Let’s consider coffee. How much does the coffee in one cup cost as a commodity? Apparently it’s about 3p, traded on the stock exchange. At the point of sale, the lowest we are all used to paying is about 99p at the local Macdonalds.  We can go up market a tad and stop in at our local Costa, Nero or Starbucks and they heft the price to between £1.50 and £2.40 depending. Next we could go to a slightly more sophisticated experience and order a coffee after dinner at a Michelin star establishment which may knock us back £6 -7. Apparently having coffee in Monte Carlo is a bit more pricey and then in St Mark’s Square Venice, it gets to about 14 euro. This is the same coffee that costs about 3p on the stock exchange floor. So what are we paying for? I’ll leave that to you, but I imagine, it is the quality of the experience that we are paying for, and how being able to enjoy that quality experience makes us feel in some way that we have succeeded, that we are somehow better than when we started out.

And now the point of this. What about the coffee grower? How much does he get for the gruelling work he does to get that coffee to us, for us to have that experience? And would we be prepared to pay more so that he gets adequately compensated for his work? Would we be prepared to pay the grower for his essential role in our experience? I say, yes.

And what of EFL teaching? Yes, there are those organisations that tender for 4,000 hours of lessons and sell to the lowest bidder, but that isn’t what we are talking about here. Let those who want to drink Macdonalds coffee be happy with their choice. We are looking at those students who want to change their lives, who want to benefit, qualitatively, from learning  English, those students who want to progress in their careers through the learning of English.  If we deliver that kind of quality, the kind of teaching that makes our clients feel better about themselves, which allows them to see themselves as having succeeded, would they not be prepared to make sure the person who partially engineered that experience be fairly compensated? I moot, yes. 

Who then is stopping us from benefitting from Fair Trade teaching? Who is standing in the way of ethical pay scales? Who is responsible for us not earning what we are worth? Is it us – the teachers – for undervaluing ourselves and our skills? Or is it market forces? I don’t believe it is market forces. If a trainer, teaching telephone skills is paid double what an English teacher is paid to teach the same skills IN ANOTHER LANGUAGE (so arguably teaching TWO skills), it cannot be market forces that are keeping EFL teachers in penury. If language schools are charging students anything from £40 – £90 for a one-to-one lesson, it is clear that students are prepared to pay for a quality learning experience. But if the teacher, who takes the responsibility for delivering that quality experience, who has trained and prepared and sweated to ensure that the client leaves having had an experience that leaves them feeling better than when they arrived,  is getting – at best – £15 of those pounds, where is the rest going?

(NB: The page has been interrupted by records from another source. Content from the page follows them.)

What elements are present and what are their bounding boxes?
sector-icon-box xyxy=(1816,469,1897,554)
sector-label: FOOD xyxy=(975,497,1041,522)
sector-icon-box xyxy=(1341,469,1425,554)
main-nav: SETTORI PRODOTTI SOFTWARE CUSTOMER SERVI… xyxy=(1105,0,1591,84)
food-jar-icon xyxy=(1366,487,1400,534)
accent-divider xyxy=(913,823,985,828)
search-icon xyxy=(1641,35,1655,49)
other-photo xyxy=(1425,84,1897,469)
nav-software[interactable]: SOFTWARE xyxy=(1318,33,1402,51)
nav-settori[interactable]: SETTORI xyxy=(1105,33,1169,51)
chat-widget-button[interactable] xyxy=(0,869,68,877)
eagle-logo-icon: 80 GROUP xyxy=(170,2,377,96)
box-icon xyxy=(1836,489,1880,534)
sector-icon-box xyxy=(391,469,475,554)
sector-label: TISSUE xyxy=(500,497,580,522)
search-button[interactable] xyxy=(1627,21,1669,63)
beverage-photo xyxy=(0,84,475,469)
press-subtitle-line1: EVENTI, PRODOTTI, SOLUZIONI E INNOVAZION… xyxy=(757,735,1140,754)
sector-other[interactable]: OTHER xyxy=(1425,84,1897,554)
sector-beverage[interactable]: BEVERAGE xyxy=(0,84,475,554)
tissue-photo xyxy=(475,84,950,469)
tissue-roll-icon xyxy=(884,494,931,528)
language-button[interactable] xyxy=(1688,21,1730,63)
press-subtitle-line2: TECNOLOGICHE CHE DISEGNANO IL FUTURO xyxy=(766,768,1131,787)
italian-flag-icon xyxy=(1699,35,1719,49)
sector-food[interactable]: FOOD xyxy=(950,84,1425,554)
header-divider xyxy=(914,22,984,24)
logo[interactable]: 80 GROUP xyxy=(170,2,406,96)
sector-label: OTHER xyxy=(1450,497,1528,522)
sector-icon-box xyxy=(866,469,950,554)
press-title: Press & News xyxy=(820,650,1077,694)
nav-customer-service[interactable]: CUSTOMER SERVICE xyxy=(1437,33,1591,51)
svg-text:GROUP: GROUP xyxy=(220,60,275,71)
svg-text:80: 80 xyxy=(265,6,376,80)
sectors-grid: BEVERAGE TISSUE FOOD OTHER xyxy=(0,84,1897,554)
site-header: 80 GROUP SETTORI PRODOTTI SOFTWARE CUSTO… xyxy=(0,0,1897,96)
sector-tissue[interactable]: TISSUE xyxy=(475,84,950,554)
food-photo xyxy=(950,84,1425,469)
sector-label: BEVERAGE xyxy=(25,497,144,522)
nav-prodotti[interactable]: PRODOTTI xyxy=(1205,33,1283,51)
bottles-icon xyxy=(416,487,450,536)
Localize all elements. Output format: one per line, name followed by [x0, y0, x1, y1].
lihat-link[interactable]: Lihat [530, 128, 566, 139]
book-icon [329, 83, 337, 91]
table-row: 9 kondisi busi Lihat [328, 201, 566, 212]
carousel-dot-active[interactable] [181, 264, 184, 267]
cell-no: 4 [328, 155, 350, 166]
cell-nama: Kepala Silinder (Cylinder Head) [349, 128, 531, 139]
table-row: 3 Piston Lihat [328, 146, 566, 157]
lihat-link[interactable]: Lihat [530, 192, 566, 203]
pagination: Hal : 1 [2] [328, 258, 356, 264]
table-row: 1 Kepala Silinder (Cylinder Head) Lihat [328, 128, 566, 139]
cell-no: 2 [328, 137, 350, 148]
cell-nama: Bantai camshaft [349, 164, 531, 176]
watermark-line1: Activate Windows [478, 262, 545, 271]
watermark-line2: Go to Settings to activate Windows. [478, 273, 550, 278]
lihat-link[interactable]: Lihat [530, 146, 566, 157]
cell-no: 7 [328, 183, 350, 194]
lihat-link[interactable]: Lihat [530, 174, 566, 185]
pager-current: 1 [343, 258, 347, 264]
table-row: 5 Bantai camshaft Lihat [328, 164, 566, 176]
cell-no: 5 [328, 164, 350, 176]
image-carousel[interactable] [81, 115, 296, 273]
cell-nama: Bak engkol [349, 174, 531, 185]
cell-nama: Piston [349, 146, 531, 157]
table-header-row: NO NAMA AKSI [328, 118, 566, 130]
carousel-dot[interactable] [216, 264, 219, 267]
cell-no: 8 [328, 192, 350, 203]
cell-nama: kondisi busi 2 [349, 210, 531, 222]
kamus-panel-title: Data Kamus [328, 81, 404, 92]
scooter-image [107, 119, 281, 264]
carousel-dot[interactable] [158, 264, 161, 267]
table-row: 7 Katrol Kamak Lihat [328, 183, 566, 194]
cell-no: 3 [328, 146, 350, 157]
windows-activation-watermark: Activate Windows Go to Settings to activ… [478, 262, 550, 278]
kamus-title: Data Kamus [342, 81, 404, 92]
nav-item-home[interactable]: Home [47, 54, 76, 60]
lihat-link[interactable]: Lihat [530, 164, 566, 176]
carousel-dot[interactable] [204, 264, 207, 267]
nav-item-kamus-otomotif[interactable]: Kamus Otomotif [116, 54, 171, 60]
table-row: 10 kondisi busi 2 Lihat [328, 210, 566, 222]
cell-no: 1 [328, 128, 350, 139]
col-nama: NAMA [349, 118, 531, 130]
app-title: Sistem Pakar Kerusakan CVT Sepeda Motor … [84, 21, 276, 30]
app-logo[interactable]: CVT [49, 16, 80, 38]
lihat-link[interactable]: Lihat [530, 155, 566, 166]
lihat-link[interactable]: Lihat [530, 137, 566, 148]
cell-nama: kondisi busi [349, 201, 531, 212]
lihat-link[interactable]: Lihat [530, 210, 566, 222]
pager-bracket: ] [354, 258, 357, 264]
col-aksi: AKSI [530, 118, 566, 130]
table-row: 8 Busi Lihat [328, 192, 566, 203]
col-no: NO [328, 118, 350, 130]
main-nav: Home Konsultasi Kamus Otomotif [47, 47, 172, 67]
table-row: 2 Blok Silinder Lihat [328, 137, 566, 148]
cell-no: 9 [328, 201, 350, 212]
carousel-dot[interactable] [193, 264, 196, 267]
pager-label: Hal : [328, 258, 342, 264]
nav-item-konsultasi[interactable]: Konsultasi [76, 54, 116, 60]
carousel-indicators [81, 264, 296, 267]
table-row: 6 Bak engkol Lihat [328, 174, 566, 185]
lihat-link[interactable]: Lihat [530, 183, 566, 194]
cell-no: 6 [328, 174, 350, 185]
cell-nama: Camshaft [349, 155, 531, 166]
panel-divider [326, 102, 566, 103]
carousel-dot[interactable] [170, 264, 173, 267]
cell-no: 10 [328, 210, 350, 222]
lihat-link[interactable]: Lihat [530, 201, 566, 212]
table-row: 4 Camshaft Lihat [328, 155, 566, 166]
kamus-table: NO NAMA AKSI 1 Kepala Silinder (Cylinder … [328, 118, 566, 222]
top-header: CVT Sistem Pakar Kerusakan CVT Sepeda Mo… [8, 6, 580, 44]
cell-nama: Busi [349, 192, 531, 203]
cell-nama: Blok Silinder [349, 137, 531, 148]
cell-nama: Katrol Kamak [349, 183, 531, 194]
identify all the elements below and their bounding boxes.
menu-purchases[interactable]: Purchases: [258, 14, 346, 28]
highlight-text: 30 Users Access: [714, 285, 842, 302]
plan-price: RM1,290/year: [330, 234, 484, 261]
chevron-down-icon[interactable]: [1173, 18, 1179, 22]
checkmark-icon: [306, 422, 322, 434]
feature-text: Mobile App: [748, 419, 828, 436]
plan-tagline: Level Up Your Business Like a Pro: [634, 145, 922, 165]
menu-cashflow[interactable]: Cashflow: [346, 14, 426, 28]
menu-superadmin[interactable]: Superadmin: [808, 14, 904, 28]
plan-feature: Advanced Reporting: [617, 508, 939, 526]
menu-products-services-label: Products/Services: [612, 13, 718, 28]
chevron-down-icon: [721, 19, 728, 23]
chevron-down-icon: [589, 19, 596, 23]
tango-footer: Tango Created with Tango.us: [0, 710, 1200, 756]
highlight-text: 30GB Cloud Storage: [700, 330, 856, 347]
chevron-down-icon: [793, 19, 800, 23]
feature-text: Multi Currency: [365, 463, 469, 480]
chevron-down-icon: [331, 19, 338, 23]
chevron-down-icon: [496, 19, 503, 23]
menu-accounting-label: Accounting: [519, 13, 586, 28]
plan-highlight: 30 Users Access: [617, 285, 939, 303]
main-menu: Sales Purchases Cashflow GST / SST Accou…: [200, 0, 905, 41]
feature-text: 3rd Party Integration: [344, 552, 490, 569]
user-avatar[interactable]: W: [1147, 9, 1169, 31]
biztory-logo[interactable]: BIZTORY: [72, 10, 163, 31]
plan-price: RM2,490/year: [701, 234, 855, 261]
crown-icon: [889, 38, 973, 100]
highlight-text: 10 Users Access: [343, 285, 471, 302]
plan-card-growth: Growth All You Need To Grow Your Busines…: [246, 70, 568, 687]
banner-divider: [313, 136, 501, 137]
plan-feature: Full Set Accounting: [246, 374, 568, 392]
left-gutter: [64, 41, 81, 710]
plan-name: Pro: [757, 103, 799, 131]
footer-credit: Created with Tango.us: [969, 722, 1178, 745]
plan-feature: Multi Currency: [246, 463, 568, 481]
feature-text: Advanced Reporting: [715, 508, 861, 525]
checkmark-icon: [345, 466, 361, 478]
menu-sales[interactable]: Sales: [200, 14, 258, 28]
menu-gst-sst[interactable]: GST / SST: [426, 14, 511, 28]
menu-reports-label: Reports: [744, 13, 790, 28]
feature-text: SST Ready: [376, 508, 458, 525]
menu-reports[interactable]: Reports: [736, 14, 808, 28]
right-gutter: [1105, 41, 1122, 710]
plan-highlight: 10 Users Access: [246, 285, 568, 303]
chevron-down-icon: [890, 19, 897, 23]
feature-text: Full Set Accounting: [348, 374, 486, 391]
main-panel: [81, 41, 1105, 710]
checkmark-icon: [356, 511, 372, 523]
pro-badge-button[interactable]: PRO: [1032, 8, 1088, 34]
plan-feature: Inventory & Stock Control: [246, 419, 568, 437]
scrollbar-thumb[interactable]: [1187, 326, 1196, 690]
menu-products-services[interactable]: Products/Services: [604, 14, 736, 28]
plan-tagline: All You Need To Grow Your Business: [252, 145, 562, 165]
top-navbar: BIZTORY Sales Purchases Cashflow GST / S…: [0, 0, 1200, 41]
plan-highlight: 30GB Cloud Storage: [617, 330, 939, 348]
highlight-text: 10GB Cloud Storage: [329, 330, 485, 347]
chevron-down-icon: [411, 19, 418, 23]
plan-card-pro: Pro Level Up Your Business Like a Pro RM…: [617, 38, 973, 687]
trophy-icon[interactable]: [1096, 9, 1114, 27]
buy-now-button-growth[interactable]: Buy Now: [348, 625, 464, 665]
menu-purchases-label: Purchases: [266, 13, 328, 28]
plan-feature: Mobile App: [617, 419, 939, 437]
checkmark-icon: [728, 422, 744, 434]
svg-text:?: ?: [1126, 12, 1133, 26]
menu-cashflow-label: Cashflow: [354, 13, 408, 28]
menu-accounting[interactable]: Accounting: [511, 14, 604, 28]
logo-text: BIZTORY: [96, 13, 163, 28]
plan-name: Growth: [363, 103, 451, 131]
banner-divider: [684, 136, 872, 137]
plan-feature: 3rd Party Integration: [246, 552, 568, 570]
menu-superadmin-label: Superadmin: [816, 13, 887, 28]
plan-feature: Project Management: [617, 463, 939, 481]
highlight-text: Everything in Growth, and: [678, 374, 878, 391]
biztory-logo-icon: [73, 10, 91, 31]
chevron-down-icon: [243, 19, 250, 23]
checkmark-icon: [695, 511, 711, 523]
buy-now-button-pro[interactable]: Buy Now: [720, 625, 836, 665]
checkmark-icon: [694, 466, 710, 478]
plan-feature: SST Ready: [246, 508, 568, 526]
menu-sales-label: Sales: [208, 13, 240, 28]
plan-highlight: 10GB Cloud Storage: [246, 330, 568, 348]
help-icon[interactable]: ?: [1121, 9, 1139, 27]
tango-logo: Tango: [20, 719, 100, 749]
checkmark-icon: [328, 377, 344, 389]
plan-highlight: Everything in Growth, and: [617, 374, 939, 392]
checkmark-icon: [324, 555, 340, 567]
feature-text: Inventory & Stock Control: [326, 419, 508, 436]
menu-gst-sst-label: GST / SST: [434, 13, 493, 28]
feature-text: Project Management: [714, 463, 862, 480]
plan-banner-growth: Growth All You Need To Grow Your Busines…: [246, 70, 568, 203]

And where should it be going? And why isn’t it?


4 responses »

  1. Indeed! These days I am pretty well-paid for what I do, for as long as the department has work for me, but in my first job on returning to the UK in 2006 I was working for ten pounds an hour net, and teaching 30 hours a week to make it livable. (Colchester English Study Centre – just in case anyone’s thinking of going there.) I have 30 years experience, CTEFLA, Dip TEFLA and am approved as a DELTA trainer by Cambridge ESOL. I don’t know of any other profession where experience and qualification count for so little.

    • I think it is appalling – I was a little taken aback when flushed with pride and clutching my DELTA, having done it along with running a department, preparing for a BC inspection, gearing up for a summer school and teaching, I wasn’t given even a teensy raise. Not being a bear of great courage, I carefully put my hard-won certificate away and dogged on with the job in hand. So maybe it IS out fault for not being more demanding and insisting on a decent salary. But at the end of the day, if I had left in a huff, I can’t think of anywhere that would have said, “Yes, do please join our happy throng and we’ll pay you what you’re worth.”